Germany meanwhile confirmed it was willing to help Russia to develop its Sputnik vaccine – which has been rolled out by Moscow despite still being in clinical trials.
And early results from studies of the Pfizer-BioNTech vaccine suggested it would be effective against the British variant, which is fueling a surge that has overwhelmed U.K. hospitals.
"When you go into a hospital... in some cases it looks like a war zone," said the British government's chief scientist, Patrick Vallance.
Britain is facing record daily death tolls and has rammed through the approval of several vaccines, betting heavily on the jabs as an ultimate solution to the contagion.
But the same urgency is not being felt everywhere.
The Himalayan kingdom of Bhutan plans to vaccinate its entire population, but not until after March 13 because the period before has been deemed "inauspicious."
The shots will start after that, the prime minister's office said, adding that it was "important we roll out the nationwide vaccination on an auspicious date."
In Japan, however, time is of the essence. With six months to go until the Tokyo Olympic Games, questions are intensifying over the viability of holding a tournament that will require thousands of athletes to fly in around the world.
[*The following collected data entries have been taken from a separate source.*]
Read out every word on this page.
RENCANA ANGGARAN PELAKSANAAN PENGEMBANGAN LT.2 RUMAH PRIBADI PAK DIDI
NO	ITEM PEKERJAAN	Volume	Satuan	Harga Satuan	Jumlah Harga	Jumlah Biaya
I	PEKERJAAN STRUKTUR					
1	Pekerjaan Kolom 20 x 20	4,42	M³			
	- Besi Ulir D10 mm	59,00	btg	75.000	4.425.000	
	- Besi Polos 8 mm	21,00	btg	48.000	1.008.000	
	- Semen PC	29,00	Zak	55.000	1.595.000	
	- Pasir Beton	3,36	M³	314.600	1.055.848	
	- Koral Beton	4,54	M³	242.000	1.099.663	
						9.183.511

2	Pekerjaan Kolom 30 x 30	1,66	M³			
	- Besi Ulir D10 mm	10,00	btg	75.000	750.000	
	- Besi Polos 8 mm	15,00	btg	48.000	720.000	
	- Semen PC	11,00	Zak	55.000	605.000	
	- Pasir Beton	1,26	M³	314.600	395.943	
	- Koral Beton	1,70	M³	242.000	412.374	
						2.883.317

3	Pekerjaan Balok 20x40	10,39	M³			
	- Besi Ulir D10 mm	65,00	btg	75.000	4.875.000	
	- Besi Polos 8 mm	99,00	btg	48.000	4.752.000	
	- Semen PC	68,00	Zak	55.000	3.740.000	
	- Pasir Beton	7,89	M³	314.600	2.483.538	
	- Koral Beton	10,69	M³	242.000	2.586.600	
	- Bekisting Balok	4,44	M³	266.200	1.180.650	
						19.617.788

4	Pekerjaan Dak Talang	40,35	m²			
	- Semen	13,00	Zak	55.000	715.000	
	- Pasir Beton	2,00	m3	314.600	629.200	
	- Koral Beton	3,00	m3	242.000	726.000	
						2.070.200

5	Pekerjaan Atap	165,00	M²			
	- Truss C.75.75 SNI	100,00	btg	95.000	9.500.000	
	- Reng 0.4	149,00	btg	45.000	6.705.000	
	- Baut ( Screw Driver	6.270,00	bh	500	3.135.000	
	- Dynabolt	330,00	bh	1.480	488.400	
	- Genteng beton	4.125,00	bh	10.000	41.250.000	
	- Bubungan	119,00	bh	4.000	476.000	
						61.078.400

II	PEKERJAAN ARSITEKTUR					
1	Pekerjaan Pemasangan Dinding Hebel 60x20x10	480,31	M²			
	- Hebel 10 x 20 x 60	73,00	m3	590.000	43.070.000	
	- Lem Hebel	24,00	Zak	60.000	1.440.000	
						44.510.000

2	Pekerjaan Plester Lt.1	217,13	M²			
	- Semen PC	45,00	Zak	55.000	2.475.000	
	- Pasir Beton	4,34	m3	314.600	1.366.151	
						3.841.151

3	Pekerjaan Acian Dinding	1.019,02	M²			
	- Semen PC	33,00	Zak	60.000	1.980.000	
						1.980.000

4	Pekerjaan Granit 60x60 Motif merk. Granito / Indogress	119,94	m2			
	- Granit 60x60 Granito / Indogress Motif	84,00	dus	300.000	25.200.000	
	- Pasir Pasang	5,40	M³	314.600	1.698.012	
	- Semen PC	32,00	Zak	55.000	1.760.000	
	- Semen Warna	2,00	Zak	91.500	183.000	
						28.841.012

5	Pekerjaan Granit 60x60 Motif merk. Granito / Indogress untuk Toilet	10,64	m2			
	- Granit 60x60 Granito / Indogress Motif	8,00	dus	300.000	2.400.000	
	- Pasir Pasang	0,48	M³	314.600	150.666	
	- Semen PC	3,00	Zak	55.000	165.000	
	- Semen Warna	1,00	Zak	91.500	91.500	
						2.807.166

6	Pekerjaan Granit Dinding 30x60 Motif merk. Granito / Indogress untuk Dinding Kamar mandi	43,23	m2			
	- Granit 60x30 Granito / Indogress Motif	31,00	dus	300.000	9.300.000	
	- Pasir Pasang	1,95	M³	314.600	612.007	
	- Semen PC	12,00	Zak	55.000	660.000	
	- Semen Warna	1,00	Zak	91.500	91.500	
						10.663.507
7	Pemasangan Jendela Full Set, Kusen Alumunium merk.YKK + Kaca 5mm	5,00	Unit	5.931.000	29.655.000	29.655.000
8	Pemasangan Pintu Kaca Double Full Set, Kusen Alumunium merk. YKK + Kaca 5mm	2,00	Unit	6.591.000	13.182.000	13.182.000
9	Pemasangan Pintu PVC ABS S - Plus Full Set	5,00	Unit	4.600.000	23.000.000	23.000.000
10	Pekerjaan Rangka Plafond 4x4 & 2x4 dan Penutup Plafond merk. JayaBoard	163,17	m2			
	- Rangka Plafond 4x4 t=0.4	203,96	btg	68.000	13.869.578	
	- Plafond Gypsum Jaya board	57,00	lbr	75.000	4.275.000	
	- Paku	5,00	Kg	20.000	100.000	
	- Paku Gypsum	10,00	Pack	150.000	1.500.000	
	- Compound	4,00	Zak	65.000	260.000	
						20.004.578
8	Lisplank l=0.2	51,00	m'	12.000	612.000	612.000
Olympic chief Thomas Bach said there was "no reason whatsoever" to believe the games would not go ahead, adding: "This is why there is no plan B and this is why we are fully committed to make these games safe and successful."
While sports officials grapple with scheduling headaches and event cancellations, some politicians have had their reputations trashed by the virus.
Mongolia's Prime Minister Khurelsukh Ukhnaa quit Thursday after protests prompted by the treatment of a coronavirus patient and her newborn baby.
TV footage showed the woman being moved to an infectious disease center wearing only hospital pajamas and plastic slippers, despite temperatures of minus 25 degrees Celsius (minus 13 degrees Fahrenheit).
"As a prime minister, I must take the responsibility," Khurelsukh said, describing the footage as "heartbreaking."